We went for lunch at The Orange Tree in Havering-atte-Bower. I'd recommend it.
Afterwards a trip to B&Q to buy paint and paint stripper and cleaning materials. The woman who sold Mike and Su the house from put her name to a document saying everything was in working order and they arrived to find half the lights were fused and the shower and downstairs toilet were broken and...argh!
See the trees beyond the house? That's where the local park is. They have an uninterrupted view into it from their front windows.
The only time i was in Essex is when i went over to Tilbury and Hornchucrch. That was at least ten years ago.
I believe it gets more interesting the deeper you go. I like the looks of Colchester. And then eventually there's Suffolk.
Ah Suffolk is a lovely county. Been there a few times, and specifically Aldeburgh and the Snapes.
Didn't they hire a home inspector to check on things before buying? That's pretty routine here. I would worry that if there are lights and bathroom fixtures out of order there might be issues with the roof, the heating, the hidden plumbing, etc.
Otherwise....it's lovely that their front view is a park. Romford doesn't look terribly far from where you all are.
It's standard practice to get a survey done. In fact a legal requirement. I can't think why these problems weren't picked up.
It's an hour's drive from where we are. Only one has to cross the Thames at Dartford and that can be congested.
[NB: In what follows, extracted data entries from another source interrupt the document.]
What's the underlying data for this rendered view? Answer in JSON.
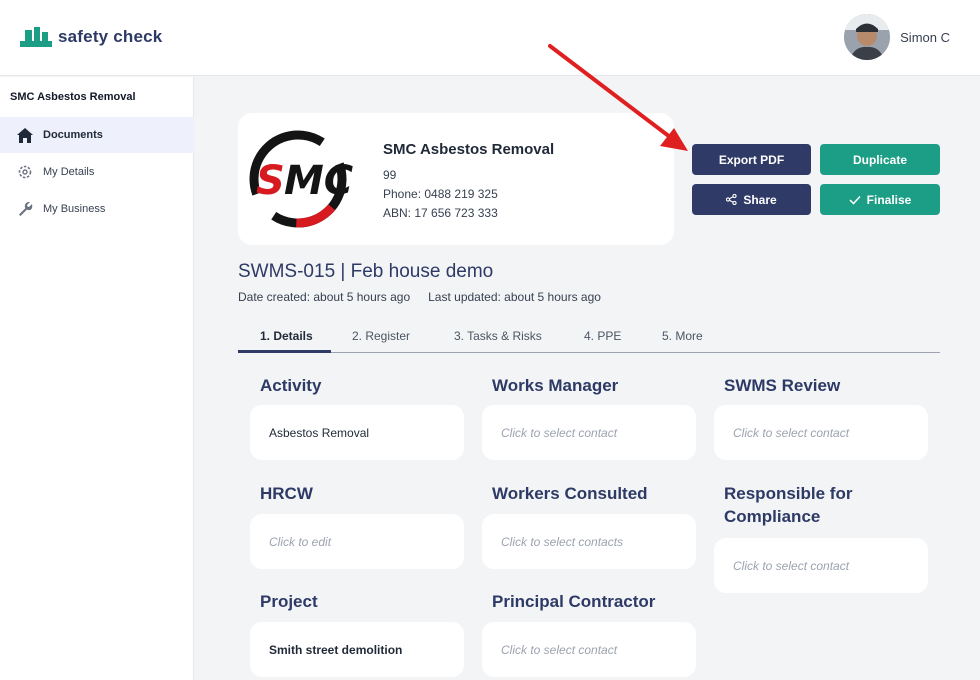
{
  "app": {
    "name": "safety check"
  },
  "user": {
    "name": "Simon C"
  },
  "sidebar": {
    "org": "SMC Asbestos Removal",
    "items": [
      {
        "label": "Documents",
        "icon": "home-icon"
      },
      {
        "label": "My Details",
        "icon": "gear-icon"
      },
      {
        "label": "My Business",
        "icon": "wrench-icon"
      }
    ]
  },
  "company": {
    "logo_text": "SMC",
    "name": "SMC Asbestos Removal",
    "address": "99",
    "phone": "Phone: 0488 219 325",
    "abn": "ABN: 17 656 723 333"
  },
  "actions": {
    "export_pdf": "Export PDF",
    "duplicate": "Duplicate",
    "share": "Share",
    "finalise": "Finalise"
  },
  "document": {
    "title": "SWMS-015 | Feb house demo",
    "created": "Date created: about 5 hours ago",
    "updated": "Last updated: about 5 hours ago"
  },
  "tabs": [
    "1. Details",
    "2. Register",
    "3. Tasks & Risks",
    "4. PPE",
    "5. More"
  ],
  "fields": {
    "activity": {
      "label": "Activity",
      "value": "Asbestos Removal"
    },
    "works_manager": {
      "label": "Works Manager",
      "value": "Click to select contact"
    },
    "swms_review": {
      "label": "SWMS Review",
      "value": "Click to select contact"
    },
    "hrcw": {
      "label": "HRCW",
      "value": "Click to edit"
    },
    "workers_consulted": {
      "label": "Workers Consulted",
      "value": "Click to select contacts"
    },
    "responsible_1": "Responsible for",
    "responsible_2": "Compliance",
    "responsible_value": "Click to select contact",
    "project": {
      "label": "Project",
      "value": "Smith street demolition"
    },
    "principal_contractor": {
      "label": "Principal Contractor",
      "value": "Click to select contact"
    }
  },
  "colors": {
    "navy": "#2f3a67",
    "teal": "#1c9d85",
    "arrow": "#e02020",
    "logo_red": "#d71920"
  }
}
Depending on what type of survey you get, it can be very cursory indeed. It's not a legal requirement, but any lender will demand it (but only the valuation aspect, to confirm that they aren't really putting their money at risk, which at best would only reveal serious structural problems with a property).
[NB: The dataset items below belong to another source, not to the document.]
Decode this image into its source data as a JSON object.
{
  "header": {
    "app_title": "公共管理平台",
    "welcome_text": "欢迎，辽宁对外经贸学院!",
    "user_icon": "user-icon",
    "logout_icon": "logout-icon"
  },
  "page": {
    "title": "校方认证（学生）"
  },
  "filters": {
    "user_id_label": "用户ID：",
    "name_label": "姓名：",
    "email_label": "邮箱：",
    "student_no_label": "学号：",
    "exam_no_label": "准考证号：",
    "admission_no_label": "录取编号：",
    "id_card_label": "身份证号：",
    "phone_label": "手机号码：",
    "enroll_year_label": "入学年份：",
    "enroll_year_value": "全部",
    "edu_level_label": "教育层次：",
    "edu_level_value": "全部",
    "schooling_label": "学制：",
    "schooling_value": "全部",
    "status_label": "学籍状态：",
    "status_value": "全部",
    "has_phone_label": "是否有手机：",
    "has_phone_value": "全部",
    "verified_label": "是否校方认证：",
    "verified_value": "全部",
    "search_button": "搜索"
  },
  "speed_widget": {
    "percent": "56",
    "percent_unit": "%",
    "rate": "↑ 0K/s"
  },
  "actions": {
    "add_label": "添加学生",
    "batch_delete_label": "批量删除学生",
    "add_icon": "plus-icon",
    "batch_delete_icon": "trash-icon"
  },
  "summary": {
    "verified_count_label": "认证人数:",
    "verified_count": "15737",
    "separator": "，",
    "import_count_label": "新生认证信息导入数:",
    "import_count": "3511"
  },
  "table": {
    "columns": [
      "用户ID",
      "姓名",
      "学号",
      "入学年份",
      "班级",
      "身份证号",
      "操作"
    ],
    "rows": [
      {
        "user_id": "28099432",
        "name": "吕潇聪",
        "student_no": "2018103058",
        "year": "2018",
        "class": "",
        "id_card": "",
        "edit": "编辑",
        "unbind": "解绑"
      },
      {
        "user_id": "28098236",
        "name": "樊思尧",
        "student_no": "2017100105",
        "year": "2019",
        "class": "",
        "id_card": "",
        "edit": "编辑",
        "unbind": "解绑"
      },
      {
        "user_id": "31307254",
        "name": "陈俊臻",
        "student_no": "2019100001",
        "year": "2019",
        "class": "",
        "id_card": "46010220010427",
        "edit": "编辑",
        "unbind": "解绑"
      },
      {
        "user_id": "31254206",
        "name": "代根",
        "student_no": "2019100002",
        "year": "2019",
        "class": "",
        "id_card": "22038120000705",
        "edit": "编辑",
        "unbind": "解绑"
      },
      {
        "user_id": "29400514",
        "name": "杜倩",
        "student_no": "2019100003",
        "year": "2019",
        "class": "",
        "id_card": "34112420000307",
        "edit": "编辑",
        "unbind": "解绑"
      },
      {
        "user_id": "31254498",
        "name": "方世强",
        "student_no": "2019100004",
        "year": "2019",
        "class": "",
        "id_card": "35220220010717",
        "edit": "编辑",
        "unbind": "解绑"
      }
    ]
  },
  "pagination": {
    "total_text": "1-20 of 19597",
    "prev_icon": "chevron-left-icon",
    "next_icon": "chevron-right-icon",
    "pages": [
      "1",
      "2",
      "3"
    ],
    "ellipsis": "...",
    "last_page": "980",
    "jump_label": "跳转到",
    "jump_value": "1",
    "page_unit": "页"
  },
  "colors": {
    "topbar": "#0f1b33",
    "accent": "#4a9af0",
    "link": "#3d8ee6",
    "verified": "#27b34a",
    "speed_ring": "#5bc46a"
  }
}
I suppose a structural survey wouldn't necessarily look at things like showers and toilets. Ah well, one lives and learns.
That's a lovely place. What is the roof made of? It seems to me that English homes are (or were, anyway) made to last - as opposed to ours.
It's a very typical London house of its era. I'd guess it
was built in the 1890s- give or take a few years. The roof is tiled (I think) or it might be covered in slates.
The yellow brick is local. Up north- where I lived for most of my adult life- the brick is mostly red. Different clays, you see.
When I was tiny-ish we lived in Mineral Wells, Texas, and the earth there was red. My mom worked at the Can-Tex plant where they made millions of bricks and miles of pipe from the local red clay. The road into town was still paved with red bricks when I was young. There is still some regional variation in building materials - for instance we have no stone around Houston, but things are becoming homogeneous.
There are very few tile or slate roofs here - that sort of long lasting extravagance is rare.